My relationship with my brother
Today, I was having a good time, doing my chores, mowing the lawn, and washing laundry. I was exhausted from all that work, and needed time to myself. I was sitting down to eat dinner when i hear my brother say my name to which i go see what's up. I'm greeted with a rude and impolite "This is wet! Why would you bring this up if it wasn't done!" That was just a good way to bring my spirits down, and to add insult to injury, he says this "I'm tired of the Half-a**ed bs!" to which i was offended greatly and hurt by. I thought it was dry when i felt of it, so i brought it up thinking it was done. But I guess i'm not allowed to make mistakes, that everything has to be perfectly done to his standards. Now I'm upset and he's lost so much of my respect for him.

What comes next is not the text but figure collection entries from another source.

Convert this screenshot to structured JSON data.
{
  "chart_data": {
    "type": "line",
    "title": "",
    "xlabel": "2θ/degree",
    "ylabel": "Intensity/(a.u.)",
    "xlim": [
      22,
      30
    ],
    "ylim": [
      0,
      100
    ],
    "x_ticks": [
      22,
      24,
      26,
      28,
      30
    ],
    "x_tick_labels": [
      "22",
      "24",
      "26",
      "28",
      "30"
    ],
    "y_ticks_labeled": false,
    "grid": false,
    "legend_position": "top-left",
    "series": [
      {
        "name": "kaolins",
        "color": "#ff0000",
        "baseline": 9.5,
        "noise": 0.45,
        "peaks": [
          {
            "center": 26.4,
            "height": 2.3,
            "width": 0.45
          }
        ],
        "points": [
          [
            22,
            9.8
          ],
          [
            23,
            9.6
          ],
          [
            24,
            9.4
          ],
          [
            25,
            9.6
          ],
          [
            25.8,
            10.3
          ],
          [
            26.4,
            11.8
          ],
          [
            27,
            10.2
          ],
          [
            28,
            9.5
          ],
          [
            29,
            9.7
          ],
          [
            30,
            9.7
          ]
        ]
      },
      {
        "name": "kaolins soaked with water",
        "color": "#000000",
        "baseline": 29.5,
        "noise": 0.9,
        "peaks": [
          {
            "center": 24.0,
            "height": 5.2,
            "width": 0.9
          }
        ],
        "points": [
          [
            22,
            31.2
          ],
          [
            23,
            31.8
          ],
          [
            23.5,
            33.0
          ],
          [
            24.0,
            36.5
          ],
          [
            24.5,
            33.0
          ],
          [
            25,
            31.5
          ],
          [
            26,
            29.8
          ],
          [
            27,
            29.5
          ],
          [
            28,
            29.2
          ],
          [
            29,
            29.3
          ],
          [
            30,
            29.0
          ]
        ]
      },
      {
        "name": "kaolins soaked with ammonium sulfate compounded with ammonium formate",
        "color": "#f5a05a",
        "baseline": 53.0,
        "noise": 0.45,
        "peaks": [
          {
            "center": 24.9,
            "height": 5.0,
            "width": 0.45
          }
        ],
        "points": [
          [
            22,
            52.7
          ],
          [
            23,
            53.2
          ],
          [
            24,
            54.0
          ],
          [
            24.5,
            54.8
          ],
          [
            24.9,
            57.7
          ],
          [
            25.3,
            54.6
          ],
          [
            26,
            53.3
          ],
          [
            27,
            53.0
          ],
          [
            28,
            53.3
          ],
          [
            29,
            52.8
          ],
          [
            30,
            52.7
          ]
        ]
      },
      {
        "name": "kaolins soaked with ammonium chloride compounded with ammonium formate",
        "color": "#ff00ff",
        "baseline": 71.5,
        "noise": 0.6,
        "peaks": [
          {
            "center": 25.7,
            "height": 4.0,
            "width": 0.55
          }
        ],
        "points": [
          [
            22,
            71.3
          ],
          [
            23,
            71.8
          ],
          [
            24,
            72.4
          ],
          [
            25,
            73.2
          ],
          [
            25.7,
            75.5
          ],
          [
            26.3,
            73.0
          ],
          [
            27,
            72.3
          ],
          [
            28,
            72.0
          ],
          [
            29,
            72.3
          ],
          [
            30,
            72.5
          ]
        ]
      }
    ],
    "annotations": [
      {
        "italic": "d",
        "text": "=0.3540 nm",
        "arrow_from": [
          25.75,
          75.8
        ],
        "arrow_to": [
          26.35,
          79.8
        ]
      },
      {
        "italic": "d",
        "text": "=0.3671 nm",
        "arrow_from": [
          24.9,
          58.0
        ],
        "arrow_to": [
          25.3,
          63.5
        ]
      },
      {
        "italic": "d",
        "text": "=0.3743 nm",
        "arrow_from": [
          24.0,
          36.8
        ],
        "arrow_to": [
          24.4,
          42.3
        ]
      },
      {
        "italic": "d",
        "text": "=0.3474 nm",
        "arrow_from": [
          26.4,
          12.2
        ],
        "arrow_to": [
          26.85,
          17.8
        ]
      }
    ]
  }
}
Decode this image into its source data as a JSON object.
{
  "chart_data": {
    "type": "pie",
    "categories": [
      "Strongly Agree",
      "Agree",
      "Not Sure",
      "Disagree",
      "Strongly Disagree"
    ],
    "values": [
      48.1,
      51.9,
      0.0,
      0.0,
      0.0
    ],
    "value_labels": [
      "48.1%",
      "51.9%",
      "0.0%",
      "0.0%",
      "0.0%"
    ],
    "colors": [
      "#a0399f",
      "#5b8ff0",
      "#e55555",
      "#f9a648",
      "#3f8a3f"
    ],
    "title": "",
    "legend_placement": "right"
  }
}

Now understand that I have a bad case of depression and having had that said to me was a low blow to my emotions. I'm wishing I could move in with my bf sooner rather than later to escape this verbal abuse. What should've been said was "My mattress pad is still wet, can you please take it back downstairs and make sure it's completely dry? To that I would have no problem, and would do so gladly. I just want him to start showing more polite words if i make a mistake in judgement, not treat me like I'm horrible at everything I do at home.
I'm very tired of his BS too, and hope to someday leave and kiss his sorry butt goodbye as I flip him off as i get in my bf's car.